Thankfully, I have a good God that is a BA-Zillion times bigger than those thoughts, and He quickly scoots them aside and replaces them with more laughter and joy!!
Yesterday was a great day. I spent time with people I love dearly that love me dearly. I went to a movie, opened wonderful presents, and had great food. I came close to falling asleep in the arms of my love, and I can't honestly remember the last time I felt so much love from one group of people.
On my way to work this morning I was listening to "The Bridge" by Billy Joel. It's a great CD, one of my favorites from him, and contains one of my favorite songs, "This is the Time." Here's part of the chorus:
This is the time to remember
'Cause it will not last forever
These are the days to hold on to
'Cause we won't, although we'll want to
It just speaks volumes to my heart. This is the time to remember--because soon this phase of life and this moment of my existence will be nothing more than a memory to look back upon with longing and fondness. Young and full of possibility, there is nothing holding me back right now at this moment in my life.

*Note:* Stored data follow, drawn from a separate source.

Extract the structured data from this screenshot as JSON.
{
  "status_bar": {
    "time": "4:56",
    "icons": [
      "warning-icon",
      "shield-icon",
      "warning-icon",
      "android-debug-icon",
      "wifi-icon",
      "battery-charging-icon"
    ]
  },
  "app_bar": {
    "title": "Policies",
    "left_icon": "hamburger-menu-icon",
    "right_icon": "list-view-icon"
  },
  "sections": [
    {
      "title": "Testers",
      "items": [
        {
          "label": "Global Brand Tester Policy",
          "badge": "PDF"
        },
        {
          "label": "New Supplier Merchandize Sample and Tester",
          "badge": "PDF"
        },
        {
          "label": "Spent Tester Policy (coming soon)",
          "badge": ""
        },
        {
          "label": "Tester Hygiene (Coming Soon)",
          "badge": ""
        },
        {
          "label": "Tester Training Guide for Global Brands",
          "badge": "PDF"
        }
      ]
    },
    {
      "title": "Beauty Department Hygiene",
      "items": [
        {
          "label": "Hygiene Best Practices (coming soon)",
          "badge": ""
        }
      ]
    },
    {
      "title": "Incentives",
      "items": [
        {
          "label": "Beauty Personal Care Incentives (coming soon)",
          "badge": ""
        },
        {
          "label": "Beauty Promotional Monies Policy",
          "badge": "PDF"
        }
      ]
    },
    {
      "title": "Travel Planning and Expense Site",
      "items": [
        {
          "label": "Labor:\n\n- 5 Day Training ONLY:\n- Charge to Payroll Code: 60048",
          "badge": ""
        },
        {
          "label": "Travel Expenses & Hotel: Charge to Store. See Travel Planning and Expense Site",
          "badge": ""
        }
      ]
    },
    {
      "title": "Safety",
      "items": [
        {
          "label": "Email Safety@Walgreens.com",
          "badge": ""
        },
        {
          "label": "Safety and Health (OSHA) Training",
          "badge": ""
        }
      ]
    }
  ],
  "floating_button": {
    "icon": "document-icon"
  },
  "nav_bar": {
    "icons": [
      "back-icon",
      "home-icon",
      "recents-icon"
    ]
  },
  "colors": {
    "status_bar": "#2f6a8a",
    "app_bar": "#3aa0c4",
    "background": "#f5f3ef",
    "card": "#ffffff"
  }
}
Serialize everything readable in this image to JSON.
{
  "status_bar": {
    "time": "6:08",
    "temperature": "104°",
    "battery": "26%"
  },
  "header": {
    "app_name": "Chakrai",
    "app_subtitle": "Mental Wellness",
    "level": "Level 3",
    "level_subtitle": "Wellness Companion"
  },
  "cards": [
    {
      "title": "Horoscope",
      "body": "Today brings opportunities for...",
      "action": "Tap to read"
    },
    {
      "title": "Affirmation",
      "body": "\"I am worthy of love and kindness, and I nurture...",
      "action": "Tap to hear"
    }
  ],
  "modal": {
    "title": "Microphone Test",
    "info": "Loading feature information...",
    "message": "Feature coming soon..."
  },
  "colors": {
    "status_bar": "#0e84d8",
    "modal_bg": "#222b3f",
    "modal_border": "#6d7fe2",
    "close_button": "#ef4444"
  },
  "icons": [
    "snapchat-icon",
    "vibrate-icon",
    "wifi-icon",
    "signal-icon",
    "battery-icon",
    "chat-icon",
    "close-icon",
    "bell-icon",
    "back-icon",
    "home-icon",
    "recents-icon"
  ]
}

I get caught up in looking toward the future so often that I forget to enjoy the present. I let the questions--the when, where, how, why, who--of my future get the best of me and find myself not truly appreciating my life now and what is going on and just how lucky and how blessed I am. I need to focus more on this moment and stop worrying so much about this afternoon, this weekend, next month, and next year.